If a child or teen begins using new words for body parts or exhibits knowledge in sexual acts inappropriate for their age:
Will you tell me what you mean when you refer to X? How did you learn about that? How did you feel when you learned about it? .
If a child is experiencing sleep disturbances:
Take note of what has changed in the child’s routine, how the child’s nutrition/eating schedule may have changed (for example caffeine intake). Are there any new stressors in the household?
If a child or teen experiences avoidance or withdrawal:
Tell me about the last time you remember spending time at/with X. What feelings/sensations do you notice in your body when they are around?
These questions can be used as a guide to open communication about the signs/symptoms an adult may notice. It is important to avoid close ended questions, those that a child or teen may respond to with a yes or no.
If a child discloses they have been harmed or abused, they need a calm, nurturing response from the adult.
Adults should strive to respond with calmness, comfort, and action. Examples of verbiage to respond to a disclosure of sexual abuse are:
“You are very brave and I appreciate you telling me what you’ve experienced. I believe you. It is important to me that you are safe. I am going to make some telephone calls so we can figure out how to keep you safe.”
“I believe you. I am so sorry that you have been hurt by a person you trusted. You did the right thing by sharing what happened to you. It is not okay that X hurt you. You are not in trouble for telling me. We are going to work together to figure out a plan to keep you safe. I am going to make a couple of phone calls to people who can help us with that goal.”
Where to Find Help
The next steps following a disclosure involve notifying the appropriate authorities, including law enforcement and the Child Protective Services Hotline.
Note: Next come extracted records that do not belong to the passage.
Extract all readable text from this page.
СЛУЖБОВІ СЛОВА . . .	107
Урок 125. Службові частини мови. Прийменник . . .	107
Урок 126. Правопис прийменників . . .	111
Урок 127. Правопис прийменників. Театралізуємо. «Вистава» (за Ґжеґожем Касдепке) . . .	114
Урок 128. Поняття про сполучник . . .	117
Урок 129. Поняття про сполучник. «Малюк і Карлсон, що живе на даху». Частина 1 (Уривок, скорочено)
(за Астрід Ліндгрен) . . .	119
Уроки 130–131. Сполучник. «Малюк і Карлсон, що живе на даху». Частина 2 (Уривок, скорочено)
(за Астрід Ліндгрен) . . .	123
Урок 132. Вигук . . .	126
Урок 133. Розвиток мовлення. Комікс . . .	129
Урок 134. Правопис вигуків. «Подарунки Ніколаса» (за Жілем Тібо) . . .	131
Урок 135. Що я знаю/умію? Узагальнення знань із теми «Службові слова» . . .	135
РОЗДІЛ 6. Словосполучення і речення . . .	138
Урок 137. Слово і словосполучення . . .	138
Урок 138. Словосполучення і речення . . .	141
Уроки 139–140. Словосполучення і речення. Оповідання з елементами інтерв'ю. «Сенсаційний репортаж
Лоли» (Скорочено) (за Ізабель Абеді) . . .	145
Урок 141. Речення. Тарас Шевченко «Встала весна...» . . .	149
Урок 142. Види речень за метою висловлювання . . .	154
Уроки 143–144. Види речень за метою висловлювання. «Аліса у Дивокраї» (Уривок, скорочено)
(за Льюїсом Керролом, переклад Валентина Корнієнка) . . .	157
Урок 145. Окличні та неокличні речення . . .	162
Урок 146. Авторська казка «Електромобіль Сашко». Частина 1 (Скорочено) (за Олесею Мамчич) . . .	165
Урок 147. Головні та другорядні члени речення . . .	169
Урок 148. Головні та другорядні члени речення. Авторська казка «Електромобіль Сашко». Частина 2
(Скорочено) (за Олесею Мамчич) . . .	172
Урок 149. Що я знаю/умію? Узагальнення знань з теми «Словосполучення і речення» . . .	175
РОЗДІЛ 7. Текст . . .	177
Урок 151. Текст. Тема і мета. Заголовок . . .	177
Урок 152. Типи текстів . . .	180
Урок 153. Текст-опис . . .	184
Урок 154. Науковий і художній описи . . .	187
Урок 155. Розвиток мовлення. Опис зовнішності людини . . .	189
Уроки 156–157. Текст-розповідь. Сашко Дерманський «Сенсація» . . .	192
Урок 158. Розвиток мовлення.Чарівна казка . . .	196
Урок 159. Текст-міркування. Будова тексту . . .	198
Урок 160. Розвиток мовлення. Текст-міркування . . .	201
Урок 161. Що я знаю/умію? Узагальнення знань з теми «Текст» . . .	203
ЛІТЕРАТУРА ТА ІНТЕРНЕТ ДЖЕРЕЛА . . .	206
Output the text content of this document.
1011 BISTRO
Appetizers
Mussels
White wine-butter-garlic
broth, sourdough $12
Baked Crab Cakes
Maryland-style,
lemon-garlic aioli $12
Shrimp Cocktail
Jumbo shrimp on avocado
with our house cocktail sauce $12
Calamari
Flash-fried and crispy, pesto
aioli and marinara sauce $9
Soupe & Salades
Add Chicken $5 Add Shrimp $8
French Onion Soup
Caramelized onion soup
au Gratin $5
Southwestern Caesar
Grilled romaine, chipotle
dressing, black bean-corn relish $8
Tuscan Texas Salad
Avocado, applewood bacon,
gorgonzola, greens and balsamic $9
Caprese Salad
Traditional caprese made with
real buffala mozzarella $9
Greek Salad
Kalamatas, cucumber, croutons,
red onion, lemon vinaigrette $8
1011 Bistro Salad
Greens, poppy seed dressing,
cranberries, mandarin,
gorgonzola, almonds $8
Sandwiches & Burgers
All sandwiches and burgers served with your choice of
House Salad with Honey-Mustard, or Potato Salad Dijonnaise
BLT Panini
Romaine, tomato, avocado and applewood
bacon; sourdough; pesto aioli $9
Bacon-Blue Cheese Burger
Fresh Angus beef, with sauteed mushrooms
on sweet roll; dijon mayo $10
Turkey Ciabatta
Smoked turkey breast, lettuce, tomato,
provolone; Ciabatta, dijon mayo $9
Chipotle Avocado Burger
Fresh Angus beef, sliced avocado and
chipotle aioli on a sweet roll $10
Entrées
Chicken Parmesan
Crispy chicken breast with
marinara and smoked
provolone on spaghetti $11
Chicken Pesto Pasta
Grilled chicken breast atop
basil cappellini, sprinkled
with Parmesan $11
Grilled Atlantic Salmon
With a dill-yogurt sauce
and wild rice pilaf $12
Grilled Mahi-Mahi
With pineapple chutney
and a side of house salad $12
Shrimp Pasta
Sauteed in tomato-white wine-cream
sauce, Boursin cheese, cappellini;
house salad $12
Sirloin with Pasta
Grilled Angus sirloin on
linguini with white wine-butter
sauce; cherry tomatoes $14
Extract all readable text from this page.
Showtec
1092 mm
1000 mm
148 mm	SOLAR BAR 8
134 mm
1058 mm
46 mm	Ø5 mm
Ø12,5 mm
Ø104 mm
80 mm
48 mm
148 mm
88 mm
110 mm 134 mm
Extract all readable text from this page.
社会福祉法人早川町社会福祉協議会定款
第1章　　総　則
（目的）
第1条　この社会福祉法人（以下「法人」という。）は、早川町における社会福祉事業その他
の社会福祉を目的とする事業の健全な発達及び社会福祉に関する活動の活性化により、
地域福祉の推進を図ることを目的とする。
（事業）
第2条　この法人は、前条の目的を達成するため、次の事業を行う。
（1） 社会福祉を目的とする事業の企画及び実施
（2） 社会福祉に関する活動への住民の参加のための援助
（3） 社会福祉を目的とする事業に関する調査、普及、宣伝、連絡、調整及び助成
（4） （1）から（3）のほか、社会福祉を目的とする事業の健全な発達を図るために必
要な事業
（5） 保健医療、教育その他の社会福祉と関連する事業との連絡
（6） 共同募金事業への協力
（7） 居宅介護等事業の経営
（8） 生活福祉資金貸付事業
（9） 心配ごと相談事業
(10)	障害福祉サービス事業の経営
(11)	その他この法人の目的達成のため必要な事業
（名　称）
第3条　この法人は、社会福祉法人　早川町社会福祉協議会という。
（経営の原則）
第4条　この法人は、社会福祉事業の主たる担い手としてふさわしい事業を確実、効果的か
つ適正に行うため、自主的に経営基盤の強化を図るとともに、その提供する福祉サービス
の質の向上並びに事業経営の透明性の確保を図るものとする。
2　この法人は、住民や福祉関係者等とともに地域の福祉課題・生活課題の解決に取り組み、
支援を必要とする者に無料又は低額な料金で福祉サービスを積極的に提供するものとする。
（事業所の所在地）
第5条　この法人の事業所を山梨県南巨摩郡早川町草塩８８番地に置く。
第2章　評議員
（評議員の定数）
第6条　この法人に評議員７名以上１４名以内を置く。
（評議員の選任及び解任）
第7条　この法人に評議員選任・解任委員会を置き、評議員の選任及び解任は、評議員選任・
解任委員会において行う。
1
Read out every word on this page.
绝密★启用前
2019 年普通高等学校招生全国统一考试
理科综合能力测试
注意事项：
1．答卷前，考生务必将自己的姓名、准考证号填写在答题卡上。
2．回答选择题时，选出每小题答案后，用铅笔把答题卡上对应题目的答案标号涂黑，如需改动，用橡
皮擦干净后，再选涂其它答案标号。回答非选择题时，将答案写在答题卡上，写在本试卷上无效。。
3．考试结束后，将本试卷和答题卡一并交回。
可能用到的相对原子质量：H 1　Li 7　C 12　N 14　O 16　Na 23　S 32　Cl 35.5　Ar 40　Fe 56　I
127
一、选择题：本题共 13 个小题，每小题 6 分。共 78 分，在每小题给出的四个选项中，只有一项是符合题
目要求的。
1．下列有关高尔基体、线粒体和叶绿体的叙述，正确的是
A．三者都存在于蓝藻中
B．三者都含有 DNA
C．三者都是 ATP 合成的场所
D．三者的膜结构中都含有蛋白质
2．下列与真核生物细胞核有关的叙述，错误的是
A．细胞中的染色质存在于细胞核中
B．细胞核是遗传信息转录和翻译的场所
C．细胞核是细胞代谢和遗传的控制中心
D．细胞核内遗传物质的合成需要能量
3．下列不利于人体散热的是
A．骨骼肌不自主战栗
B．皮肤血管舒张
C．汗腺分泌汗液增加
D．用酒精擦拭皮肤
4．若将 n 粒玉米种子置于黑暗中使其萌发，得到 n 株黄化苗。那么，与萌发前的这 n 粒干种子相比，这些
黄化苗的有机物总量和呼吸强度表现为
If you have any questions about identifying abuse, please contact Mosaic Georgia at 866-900-6019 to speak with a trained advocate.
If you know a child or have a suspicion that a child has been victimized by child sexual abuse, call your local law enforcement agency at 911 or local child protective services (in Gwinnett County, Georgia – Gwinnett County Department of Family and Children’s Services at 678-518-5500).